On Thu, 15 Jan 2015 12:23:00 +0000, Bryan Turner wrote:
...
> > Guess in the dark: "ls -l .git/objects/pack"
> > Do you see any .keep files?

Lots of. :-(

> I'm one of the Stash developers and just noticed this thread. If the
> repository in question has been forked via Stash there likely _will_
> be .keep files.
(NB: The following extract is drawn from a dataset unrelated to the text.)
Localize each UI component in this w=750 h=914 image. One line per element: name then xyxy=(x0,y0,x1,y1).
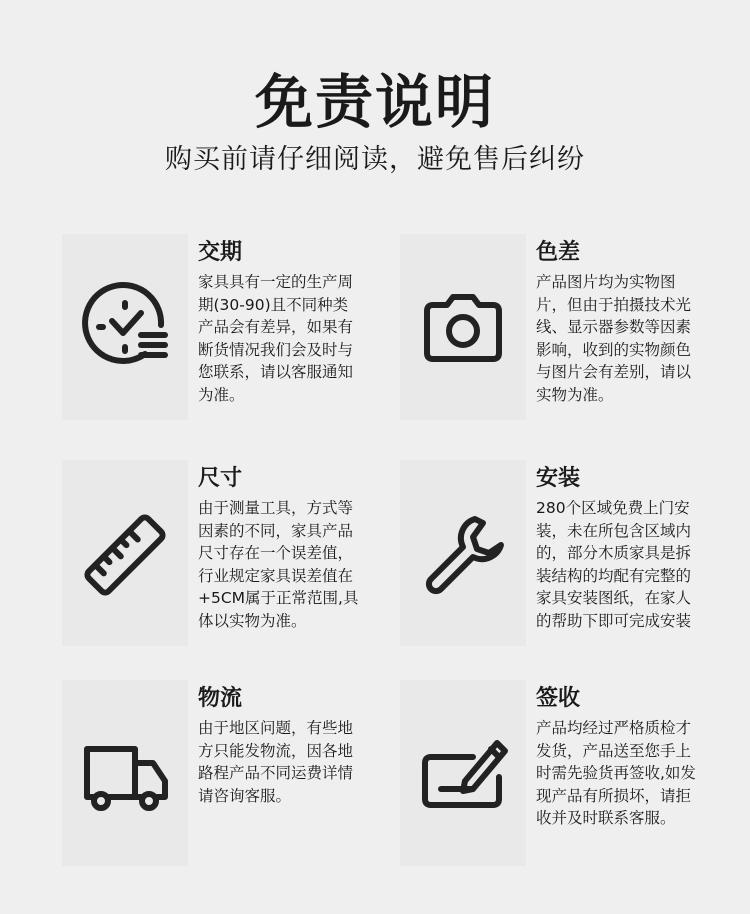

Stash uses alternates for forks, so it's possible, by
> deleting those kept packs and pruning objects (which you've already
> done I see) that you will corrupt, or have already corrupted, some
> number of the forks.

There are a few forks in this stash instance, but the repository in
question is neither the source nor the destination of any.

So, git seems to be mostly out of the equation now (gc and repack
apparently doing what they are supposed to do), and the question
moves to 'how can stash let such a repo grow to that size'.


> (At the moment Stash packs "garbage" into a "dead
> pack" which it flags with a .keep, to ensure forks don't lose access
> to objects that once existed upstream that they still reference.)

Does it do so in any case even if there is no actual fork? That would
explain a lot - we are daily (force-)pushing new commit in there (and
potentially big ones) that become garbage the next day, and should
be cleaned up rather fast.

(We're pulling them into another non-stash repo for longer-term keeping -
these are backups of dev repos in the form of git stash commits including
untracked files.)

Andreas

-- 
"Totally trivial. Famous last words."